The vulnerability of Indonesian migrant workers in the maritime and fisheries sector is exacerbated by the lack of adequate protections.
Even though the government enacted the Migrant Worker Protection Law in 2017, it has yet to issue the implementing regulations mandated by the law.
“Some agencies are fighting over the powers to potentially be introduced by these regulations. In this case, [the contention is] among the Transportation Ministry, the Manpower Ministry and the Indonesian Migrant Workers Protection Agency [BP2MI],” Wahyu said.
The 2017 law has been hailed by activists as an improvement from the 2004 law, marking a shift in the government’s focus from a probusiness perspective to a protection-first perspective.
The law requires a set of implementing government regulations to be issued by November 2019 or two years after the law’s enactment. However, to date, the Manpower Ministry, as the leading institution, has yet to issue any regulations that could have protected the sailors.
The Foreign Ministry is now pushing for the deliberation of a government regulation on the protection of the crews of fishing and commercial vessels.

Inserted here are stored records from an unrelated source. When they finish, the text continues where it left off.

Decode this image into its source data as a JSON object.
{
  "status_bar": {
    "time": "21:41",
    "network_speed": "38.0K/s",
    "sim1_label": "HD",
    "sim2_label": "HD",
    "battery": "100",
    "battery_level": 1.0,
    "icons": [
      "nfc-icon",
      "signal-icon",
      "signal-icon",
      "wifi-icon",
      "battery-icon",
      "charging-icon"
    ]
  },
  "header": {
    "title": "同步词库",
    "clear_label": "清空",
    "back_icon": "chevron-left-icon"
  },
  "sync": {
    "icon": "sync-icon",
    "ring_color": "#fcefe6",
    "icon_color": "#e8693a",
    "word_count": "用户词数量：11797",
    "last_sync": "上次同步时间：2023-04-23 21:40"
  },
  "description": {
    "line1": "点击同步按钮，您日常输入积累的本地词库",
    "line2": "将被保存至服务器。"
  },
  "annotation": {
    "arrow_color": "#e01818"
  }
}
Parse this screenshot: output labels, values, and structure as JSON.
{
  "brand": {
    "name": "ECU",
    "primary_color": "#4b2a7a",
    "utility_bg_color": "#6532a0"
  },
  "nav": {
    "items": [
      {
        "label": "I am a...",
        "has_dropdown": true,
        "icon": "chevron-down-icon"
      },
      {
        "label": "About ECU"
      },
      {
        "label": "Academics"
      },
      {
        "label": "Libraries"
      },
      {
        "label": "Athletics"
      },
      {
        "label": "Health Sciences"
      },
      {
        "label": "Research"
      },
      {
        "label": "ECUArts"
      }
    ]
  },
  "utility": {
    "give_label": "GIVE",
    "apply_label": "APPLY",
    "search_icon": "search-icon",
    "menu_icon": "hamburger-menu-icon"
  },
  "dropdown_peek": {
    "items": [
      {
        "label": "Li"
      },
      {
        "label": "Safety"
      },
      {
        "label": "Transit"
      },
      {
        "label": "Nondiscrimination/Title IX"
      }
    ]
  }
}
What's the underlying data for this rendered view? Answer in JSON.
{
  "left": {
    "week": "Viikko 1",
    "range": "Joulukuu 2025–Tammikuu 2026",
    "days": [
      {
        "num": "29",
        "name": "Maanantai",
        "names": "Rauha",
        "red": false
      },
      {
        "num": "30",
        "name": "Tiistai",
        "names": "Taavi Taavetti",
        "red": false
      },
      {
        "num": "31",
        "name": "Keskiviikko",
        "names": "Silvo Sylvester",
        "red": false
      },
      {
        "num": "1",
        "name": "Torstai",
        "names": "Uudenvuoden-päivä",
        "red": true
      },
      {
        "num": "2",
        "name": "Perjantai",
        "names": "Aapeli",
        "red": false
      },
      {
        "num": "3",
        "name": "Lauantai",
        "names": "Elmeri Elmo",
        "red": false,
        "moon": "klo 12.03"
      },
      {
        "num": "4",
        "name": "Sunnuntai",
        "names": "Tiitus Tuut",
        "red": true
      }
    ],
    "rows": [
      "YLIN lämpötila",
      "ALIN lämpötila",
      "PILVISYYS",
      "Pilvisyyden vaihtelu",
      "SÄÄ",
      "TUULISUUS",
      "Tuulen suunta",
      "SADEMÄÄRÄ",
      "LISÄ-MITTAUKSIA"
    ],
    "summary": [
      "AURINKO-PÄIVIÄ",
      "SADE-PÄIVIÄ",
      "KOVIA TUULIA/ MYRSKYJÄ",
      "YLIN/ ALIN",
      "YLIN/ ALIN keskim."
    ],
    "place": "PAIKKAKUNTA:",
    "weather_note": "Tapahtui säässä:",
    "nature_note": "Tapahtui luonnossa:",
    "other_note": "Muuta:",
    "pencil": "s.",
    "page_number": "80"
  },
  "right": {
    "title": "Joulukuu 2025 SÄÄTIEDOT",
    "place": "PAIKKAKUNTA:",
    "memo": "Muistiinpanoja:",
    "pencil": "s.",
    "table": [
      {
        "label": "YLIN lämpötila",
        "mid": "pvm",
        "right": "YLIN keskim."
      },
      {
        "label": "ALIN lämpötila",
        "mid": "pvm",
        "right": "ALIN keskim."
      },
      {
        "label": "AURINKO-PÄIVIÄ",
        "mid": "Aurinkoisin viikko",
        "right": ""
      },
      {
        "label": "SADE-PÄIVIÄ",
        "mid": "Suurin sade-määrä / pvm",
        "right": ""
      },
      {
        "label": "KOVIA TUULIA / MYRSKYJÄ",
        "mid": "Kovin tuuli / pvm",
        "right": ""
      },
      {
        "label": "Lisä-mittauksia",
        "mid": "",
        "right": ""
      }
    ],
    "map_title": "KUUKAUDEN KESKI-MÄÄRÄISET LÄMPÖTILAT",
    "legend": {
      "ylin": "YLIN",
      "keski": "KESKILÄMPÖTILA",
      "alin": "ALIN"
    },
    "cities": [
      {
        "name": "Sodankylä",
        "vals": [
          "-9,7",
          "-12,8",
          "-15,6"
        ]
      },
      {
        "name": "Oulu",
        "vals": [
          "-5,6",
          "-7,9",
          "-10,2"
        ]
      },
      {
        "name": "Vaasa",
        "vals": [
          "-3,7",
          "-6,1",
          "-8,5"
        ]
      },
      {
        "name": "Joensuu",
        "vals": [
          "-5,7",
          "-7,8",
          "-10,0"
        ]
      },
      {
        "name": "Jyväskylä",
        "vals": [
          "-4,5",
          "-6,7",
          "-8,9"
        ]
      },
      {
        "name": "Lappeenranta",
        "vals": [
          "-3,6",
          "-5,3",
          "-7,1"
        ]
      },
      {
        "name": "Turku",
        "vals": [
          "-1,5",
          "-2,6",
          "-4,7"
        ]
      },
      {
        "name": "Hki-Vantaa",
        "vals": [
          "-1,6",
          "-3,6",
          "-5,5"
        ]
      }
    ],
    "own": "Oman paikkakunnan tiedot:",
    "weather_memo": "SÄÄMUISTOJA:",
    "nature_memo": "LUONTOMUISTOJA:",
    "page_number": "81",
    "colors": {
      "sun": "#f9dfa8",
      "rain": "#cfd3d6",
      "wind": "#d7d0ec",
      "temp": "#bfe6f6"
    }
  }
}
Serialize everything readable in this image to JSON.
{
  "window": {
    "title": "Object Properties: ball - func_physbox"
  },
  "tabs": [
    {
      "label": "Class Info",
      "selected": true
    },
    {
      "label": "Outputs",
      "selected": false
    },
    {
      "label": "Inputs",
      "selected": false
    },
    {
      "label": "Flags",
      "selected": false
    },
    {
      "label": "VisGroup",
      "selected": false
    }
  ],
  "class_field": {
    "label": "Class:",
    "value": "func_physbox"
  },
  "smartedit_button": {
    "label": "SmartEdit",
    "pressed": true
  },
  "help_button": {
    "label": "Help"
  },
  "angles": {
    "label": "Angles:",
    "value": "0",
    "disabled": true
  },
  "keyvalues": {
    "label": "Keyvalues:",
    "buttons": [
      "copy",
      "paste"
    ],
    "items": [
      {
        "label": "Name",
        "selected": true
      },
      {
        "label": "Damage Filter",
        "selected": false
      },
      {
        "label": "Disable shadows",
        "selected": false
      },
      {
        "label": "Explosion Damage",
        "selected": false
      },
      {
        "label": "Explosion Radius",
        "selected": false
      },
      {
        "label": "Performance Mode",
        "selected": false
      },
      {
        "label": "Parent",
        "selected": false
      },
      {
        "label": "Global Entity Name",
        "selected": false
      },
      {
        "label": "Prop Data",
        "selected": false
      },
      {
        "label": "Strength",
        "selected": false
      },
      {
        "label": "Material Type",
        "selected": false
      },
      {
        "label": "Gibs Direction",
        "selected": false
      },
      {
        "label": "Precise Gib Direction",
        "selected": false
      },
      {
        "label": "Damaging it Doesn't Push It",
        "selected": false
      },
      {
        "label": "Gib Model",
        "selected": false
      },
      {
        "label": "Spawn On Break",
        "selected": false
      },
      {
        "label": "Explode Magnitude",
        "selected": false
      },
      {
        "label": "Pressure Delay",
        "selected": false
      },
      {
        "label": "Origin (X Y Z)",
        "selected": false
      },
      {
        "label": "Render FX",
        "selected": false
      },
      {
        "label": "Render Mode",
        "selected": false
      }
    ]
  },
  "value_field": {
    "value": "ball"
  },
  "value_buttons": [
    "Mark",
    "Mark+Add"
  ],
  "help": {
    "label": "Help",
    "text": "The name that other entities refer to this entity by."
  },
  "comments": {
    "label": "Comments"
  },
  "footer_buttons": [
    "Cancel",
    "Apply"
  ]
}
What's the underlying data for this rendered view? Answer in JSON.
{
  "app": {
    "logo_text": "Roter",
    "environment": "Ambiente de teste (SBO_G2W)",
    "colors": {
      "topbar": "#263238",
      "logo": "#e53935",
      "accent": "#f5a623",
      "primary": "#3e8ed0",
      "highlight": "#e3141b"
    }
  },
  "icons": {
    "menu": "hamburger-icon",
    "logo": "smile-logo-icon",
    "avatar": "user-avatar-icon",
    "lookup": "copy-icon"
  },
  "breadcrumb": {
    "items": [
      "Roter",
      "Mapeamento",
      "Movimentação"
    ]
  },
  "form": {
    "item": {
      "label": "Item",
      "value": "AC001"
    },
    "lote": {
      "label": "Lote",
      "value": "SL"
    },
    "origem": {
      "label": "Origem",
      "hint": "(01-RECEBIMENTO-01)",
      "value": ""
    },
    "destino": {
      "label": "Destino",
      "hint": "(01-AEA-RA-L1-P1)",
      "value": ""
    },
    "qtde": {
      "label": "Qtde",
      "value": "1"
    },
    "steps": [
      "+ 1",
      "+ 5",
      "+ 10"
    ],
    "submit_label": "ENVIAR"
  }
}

The government, Retno said, should supervise more strictly the recruitment of Indonesian sailors by foreign shipowners and should fully examine their employment contracts.
“We call for the business processes – including the placement of crew members on longline fishing vessels – to be improved through better protection of their rights,” Retno said.
According to the 2014-2016 Global Slavery Index by Australia-based human rights group Walk Free, migrant workers in the maritime and fisheries sector, especially fishing crews, were among the most exploited groups experiencing modern slavery.
“There are hundreds of thousands of Indonesian crew members on fishing vessels trapped in this modern slavery,” Wahyu said.
Retno lamented that the regulations governing fishing vessel crews, particularly those working on longliners, were very limited, unlike commercial vessels whose operations were regulated in detail in the International Labor Organization's (ILO) 2006 Maritime Labor Convention.
“For the crews of longline fishing vessels, they are protected by no – or very limited – international rules,” she said. “This will also be a priority for [Indonesian] diplomacy: encouraging the establishment of international legal norms to regulate the protection of crews on these fishing vessels.”
Mas Achmad Santosa of the Indonesian Ocean Justice Initiative (IOJI) pointed out that Indonesia could instead start by ratifying ILO's 2007 Work in Fishing Convention, which specifically regulates the protection of fisheries crews.
The convention establishes a minimum working age, standard work agreements and crew protections. It also requires governments to adopt national regulations to ensure vessel owners provide for the health and safety of crew members.
“Even though, in 2016, Indonesia ratified the 2006 Maritime Labor Convention, which regulates social security, workers' rights and fair employment opportunities for seafarers, the convention excludes protection for the crews of fishing vessels,” Mas Achmad said.